Karl Schaettle

In 1935, when Karl and his friends were enjoying a night at the Stoddard Hotel there was a terrible accident on the Mount Vernon Street Bridge. They hurried over to help pull passengers from the submerged vehicle. When he went home, Karl’s wife could barely believe the truth.

Transcript

Location: Riverside Park (The Waterfront patio facing Pettibone Park Boathouse)

Karl Schaettle: Those people that wrecked the old bridge across the Mississippi—they drove their car into the corner of it and knocked it down in 1935. I helped pulling the people out.

Howard Fredricks: Pulling them out of the wreckage you mean?

Schaettle: Yes.

Fredricks: How did that happen?

Schaettle: It was very peculiar. It happened to be the night that the Crystal Room of the Stoddard Hotel opened after an extensive renovation—you know, the big dining room and those crystal chandeliers, and stuff. Elliott gave a great big party and we were at it. Augie Grams was at it. Don Gray. We hired a room upstairs in the hotel just to take care of a little extra pursuit, you know, like if you wanted a drink and there wasn’t one readily available downstairs. Somewhere in the neighborhood of midnight we said, “Let’s go get some groceries maybe down at Third and State where Louie’s Café used to be right on the corner.”

Fredricks: Louis Athnos?

Schaettle: Yes. We said, “Maybe we can get Radatz to make us some pancakes because he was the night cook there. He later ran the Chop House. So we go down and see Jack Radatz. He says, “No, I can’t make you pancakes now. They don’t come out until five o’ clock in the morning.” Augie and I and Gray decided we wanted some pancakes, so Augie said, “If I go down to the mill and get us some whole wheat pancake flour will you make them for us?” Jack said, “Yes.” So we go down to Augie’s place which was right at the foot of the bridge, you know, Grams Feed Mill there. As Augie was unlocking the door, a couple of cops ran across the bridge—John Donndelinger and Bill Boma. So Augie locked up the place and we tear up the bridge after them and caught up with them and said, “What happened? What’s the score?—“The bridge is going.”—What do you mean, the bridge is going?”—“Well, look over there, the west end of it is down.” Sure enough, it was. Well, we went over there to the end. Here was this one character down in the water. All he was doing was just screaming—nothing coherent—just plain screaming. Finally, when he got kind of played out on this screaming bit, Bill Boma asked him—actually, he climbed down to this fellow and he just pointed that way out south. Well then, Bill decided there must be a car out there that’s under water, and as we looked, little waves like this—not much, the water was pretty calm—but when the water would go down like that, to the bottom of a little wave, you could see a car roof, so Bill hauled this fellow in and he said, “I’m going to take off some of my clothes and swim over there to that car and see if I can get anybody out,” and he did. He passed the fellow that was at the bottom up to me and I passed him up to Doctor Evans and Dr. E.E. Gallagher. By that time they had gotten there. They had heard about it. They were at this thing over at the hotel too. They tried to revive this guy, but no soap. So then he swam over to the car and opened it up and got one person and hauled him over, and handed him up to me, and I handed him up to somebody else, and they went to work on him.
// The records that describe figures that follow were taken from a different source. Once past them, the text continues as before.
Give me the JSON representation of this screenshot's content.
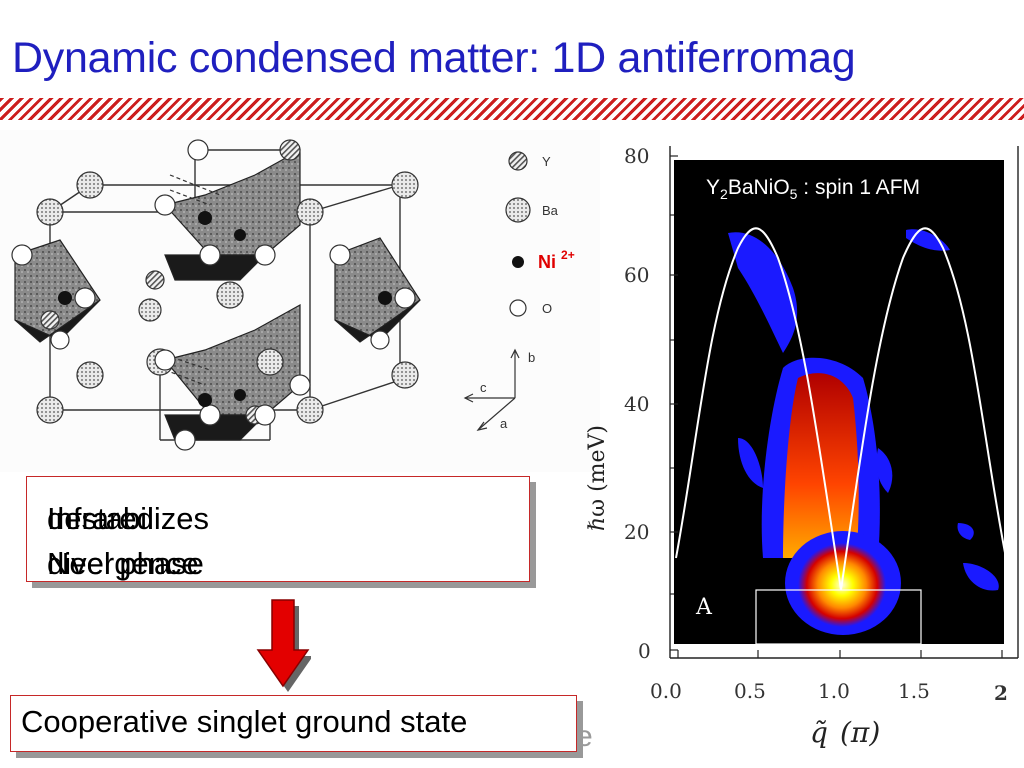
{
  "slide": {
    "title": "Dynamic condensed matter: 1D antiferromag",
    "box1": {
      "line1": "Infrared divergence",
      "line2": "destabilizes Neel phase"
    },
    "box2": {
      "text": "Cooperative singlet ground state"
    },
    "faded_text": "e"
  },
  "crystal_figure": {
    "legend": [
      {
        "label": "Y"
      },
      {
        "label": "Ba"
      },
      {
        "label": "O"
      }
    ],
    "ni_label": "Ni",
    "ni_charge": "2+",
    "axes_labels": {
      "c": "c",
      "b": "b",
      "a": "a"
    }
  },
  "spectrum_plot": {
    "compound_prefix": "Y",
    "compound_sub1": "2",
    "compound_mid": "BaNiO",
    "compound_sub2": "5",
    "compound_suffix": " : spin 1 AFM",
    "panel_label": "A",
    "ylabel": "ℏω (meV)",
    "xlabel_q": "q̃",
    "xlabel_unit": "(π)",
    "yticks": [
      "80",
      "60",
      "40",
      "20",
      "0"
    ],
    "xticks": [
      "0.0",
      "0.5",
      "1.0",
      "1.5"
    ],
    "extra_tick": "2",
    "colors": {
      "background": "#000000",
      "intensity_low": "#1a1aff",
      "intensity_high": "#ffff00",
      "dispersion": "#ffffff"
    }
  }
}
Nothing, None of them, except the guy that came up first.

Fredricks: The guy who was screaming?

Schaettle: Yes. He was alive. The rest of them were dead. They had been under too long. The whole trouble was—he couldn’t talk—he was so overcome with, I don’t know whether it was grief, or what it was. It was a shock, you know. He was probably boozed up, but he was incoherent, so we didn’t know what was going on. Fifteen minutes might have made a big difference there in saving those lives. The funny part of it was that Harriet, my first wife, went home with some of the other girls from the hotel. I had an almost white suit on. After this was all over, it had blood on it, and blood on my tie, and on my shirt and stuff. I traipsed in home about four or four-ten—the birdies were singing. Harriet turns over in bed—“Where have you been?” I said, “The bridge fell in.”—“Oh, stop that.” I said, “I’m telling you the truth, and I turned on the light and I said, “Look. I helped pull some of the people out,” I said. Well, she began to believe me. It was ’39 when we got enough money to rebuild it.

This interview comes from the UWL Oral History Program at Special Collections Murphy Library.